In 1915, Perry Whiting became part of Whiting Wood’s story. Whiting, a self-made man born in Michigan, had amassed a fortune through ingenuity and hard work, the Ledger article observed, and he had come to the area to retire.

Whiting was living at 3150 Honolulu Avenue in La Crescenta when he discovered that his company, Whiting-Mead, had a lien on a nearby property that had recently been closed by the district attorney under the red light abatement act. He went to check it out and discovered a small clubhouse set in a canyon in the midst of 44 acres of mountain land, “all except about 10 acres of which was too steep for any practical use,” he wrote in his memoirs, ’Perry, Experiences of a Pioneer,’ in 1930. Excerpts from Perry’s book are included on the Whiting Woods website.

The property made a strong impression on him. “It pleased me very much, from the fact that there were a great many Live Oak and Sycamore trees. Such places as this are not plentiful in Southern California.” Seizing the opportunity, Whiting purchased the property and remodeled the clubhouse into a residence.

Within a year or so, Whiting saw an advertisement in the Los Angeles Times regarding 415 acres in the Crescenta Valley that were for sale. He contacted the owner, a Wisconsin resident, and discovered that the advertised land adjoined the property he already owned. “This land was very beautiful, having a regular forest on many parts,” Whiting wrote.

After negotiating the price for several months, he bought the property, outbidding another Wisconsin man, who, according to the Ledger, 1953, planned to subdivide the property into several small chicken ranches.
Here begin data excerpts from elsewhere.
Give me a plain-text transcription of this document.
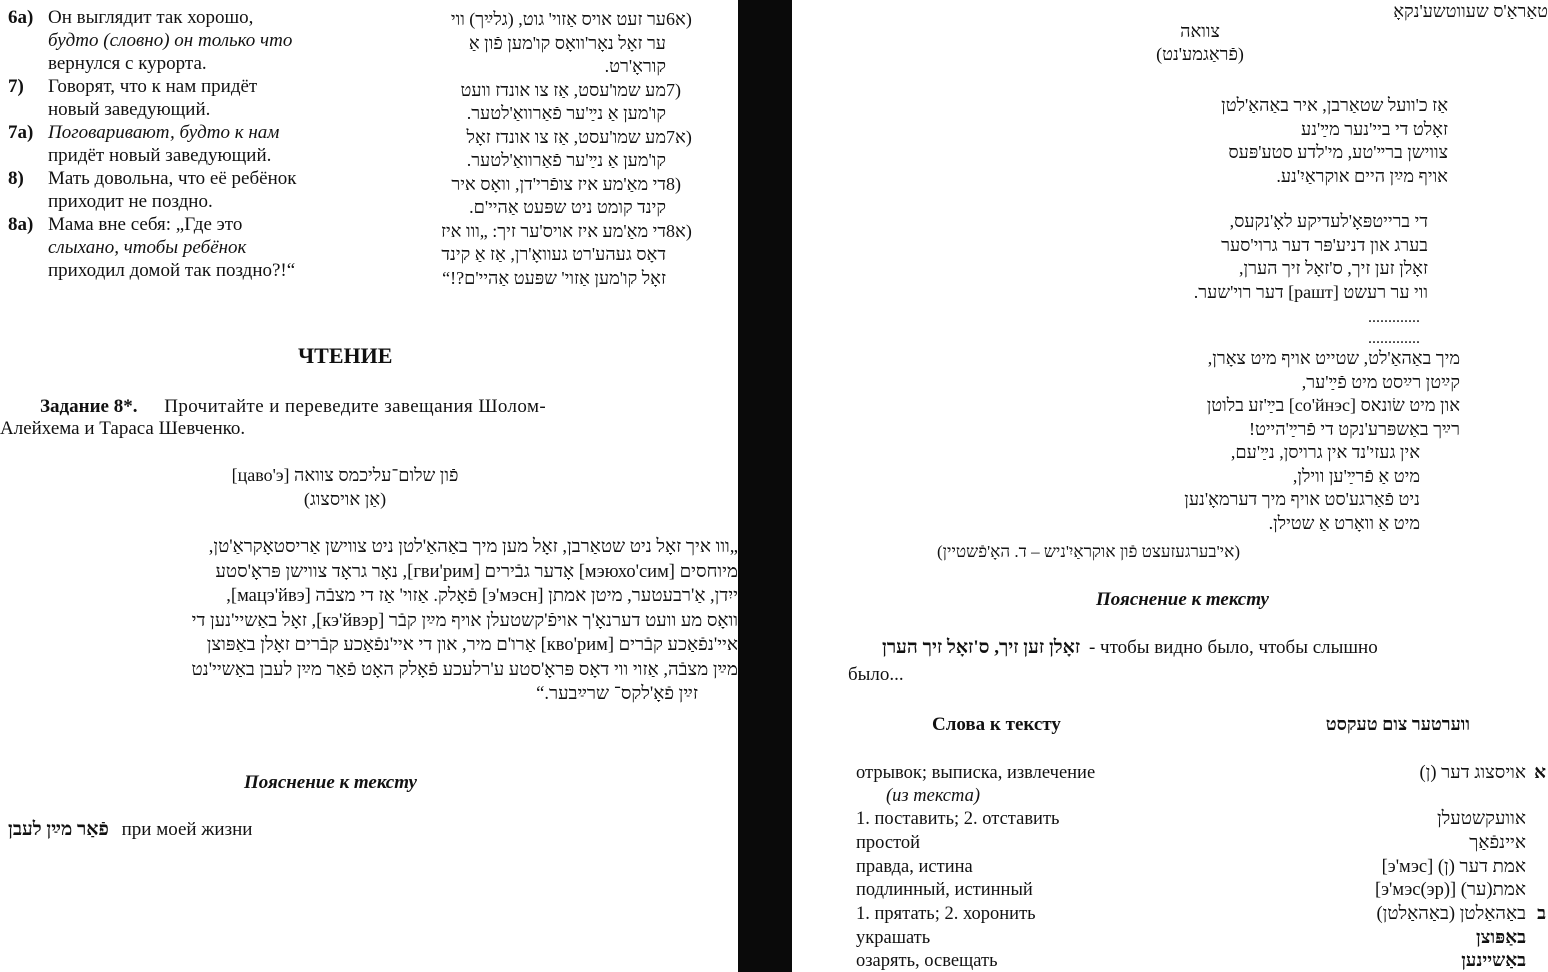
6а) Он выглядит так хорошо,
будто (словно) он только что
вернулся с курорта.
7) Говорят, что к нам придёт
новый заведующий.
7а) Поговаривают, будто к нам
придёт новый заведующий.
8) Мать довольна, что её ребёнок
приходит не поздно.
8а) Мама вне себя: „Где это
слыхано, чтобы ребёнок
приходил домой так поздно?!“
6א)ער זעט אויס אַזוי' גוט, (גלײַך) ווי
ער זאָל נאָר'וואָס קו'מען פֿון אַ
קוראָ'רט.
7)מע שמו'עסט, אַז צו אונדז וועט
קו'מען אַ נײַ'ער פֿאַרוואַ'לטער.
7א)מע שמו'עסט, אַז צו אונדז זאָל
קו'מען אַ נײַ'ער פֿאַרוואַ'לטער.
8)די מאַ'מע איז צופֿרי'דן, וואָס איר
קינד קומט ניט שפּעט אַהיי'ם.
8א)די מאַ'מע איז אויס'ער זיך: „ווו איז
דאָס געהע'רט געוואָ'רן, אַז אַ קינד
זאָל קו'מען אַזוי' שפּעט אַהיי'ם?!“
ЧТЕНИЕ
Задание 8*. Прочитайте и переведите завещания Шолом-
Алейхема и Тараса Шевченко.
[цаво'э] פֿון שלום־עליכמס צוואה
(אַן אויסצוג)
„ווו איך זאָל ניט שטאַרבן, זאָל מען מיך באַהאַ'לטן ניט צווישן אַריסטאָקראַ'טן,
מיוחסים [мэюхо'сим] אָדער גבֿירים [гви'рим], נאָר גראָד צווישן פּראָ'סטע
ייִדן, אַ'רבעטער, מיטן אמתן [э'мэсн] פֿאָלק. אַזוי' אַז די מצבֿה [мацэ'йвэ],
וואָס מע וועט דערנאָ'ך אויפֿ'קשטעלן אויף מײַן קבֿר [кэ'йвэр], זאָל באַשיי'נען די
איי'נפֿאַכע קבֿרים [кво'рим] אַרו'ם מיר, און די איי'נפֿאַכע קבֿרים זאָלן באַפּוצן
מײַן מצבֿה, אַזוי ווי דאָס פּראָ'סטע ע'רלעכע פֿאָלק האָט פֿאַר מײַן לעבן באַשיי'נט
זײַן פֿאָ'לקס־ שרײַבער.“
Пояснение к тексту
פֿאַר מײַן לעבן при моей жизни
טאַראַ'ס שעווטשע'נקאָ
צוואה
(פֿראַגמע'נט)
אַז כ'וועל שטאַרבן, איר באַהאַ'לטן
זאָלט די ביי'נער מײַ'נע
צווישן ברײ'טע, מי'לדע סטע'פּעס
אויף מײַן היים אוקראַיִ'נע.
די ברייטפּאָ'לעדיקע לאָ'נקעס,
בערג און דניע'פּר דער גרוי'סער
זאָלן זען זיך, ס'זאָל זיך הערן,
ווי ער רעשט [рашт] דער רוי'שער.
.............
.............
מיך באַהאַ'לט, שטייט אויף מיט צאָרן,
קײַטן רײַסט מיט פֿײַ'ער,
און מיט שׂונאס [со'йнэс] בײַ'זע בלוטן
רײַך באַשפּרע'נקט די פֿרײַ'הייט!
אין געזי'נד אין גרויסן, נײַ'עם,
מיט אַ פֿרײַ'ען ווילן,
ניט פֿאַרגע'סט אויף מיך דערמאָ'נען
מיט אַ וואָרט אַ שטילן.
(אי'בערגעזעצט פֿון אוקראַיִ'ניש – ד. האָ'פֿשטיין)
Пояснение к тексту
זאָלן זען זיך, ס'זאָל זיך הערן - чтобы видно было, чтобы слышно
было...
Слова к тексту	ווערטער צום טעקסט
отрывок; выписка, извлечение	אויסצוג דער (ן) א
(из текста)
1. поставить; 2. отставить	אוועקשטעלן
простой	איינפֿאַך
правда, истина	אמת דער (ן) [э'мэс]
подлинный, истинный	אמת(ער) [э'мэс(эр)]
1. прятать; 2. хоронить	באַהאַלטן (באַהאַלטן) ב
украшать	באַפּוצן
озарять, освещать	באַשיינען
In early 1921, Whiting’s ranch house “burned to the ground, furniture and all,” he later wrote. Nevertheless, later that same year, he purchased 260 acres of flat meadow land further up in the canyon from a truck farmer who was growing vegetables with water provided by natural gravity from the surrounding mountains, according to the Ledger. This third purchase brought Whiting’s holdings to 670 acres.

Whiting eventually built a large white house overlooking the canyon and the valley, and it was there that he wrote the story of his life and of his land, now known as Whiting Woods.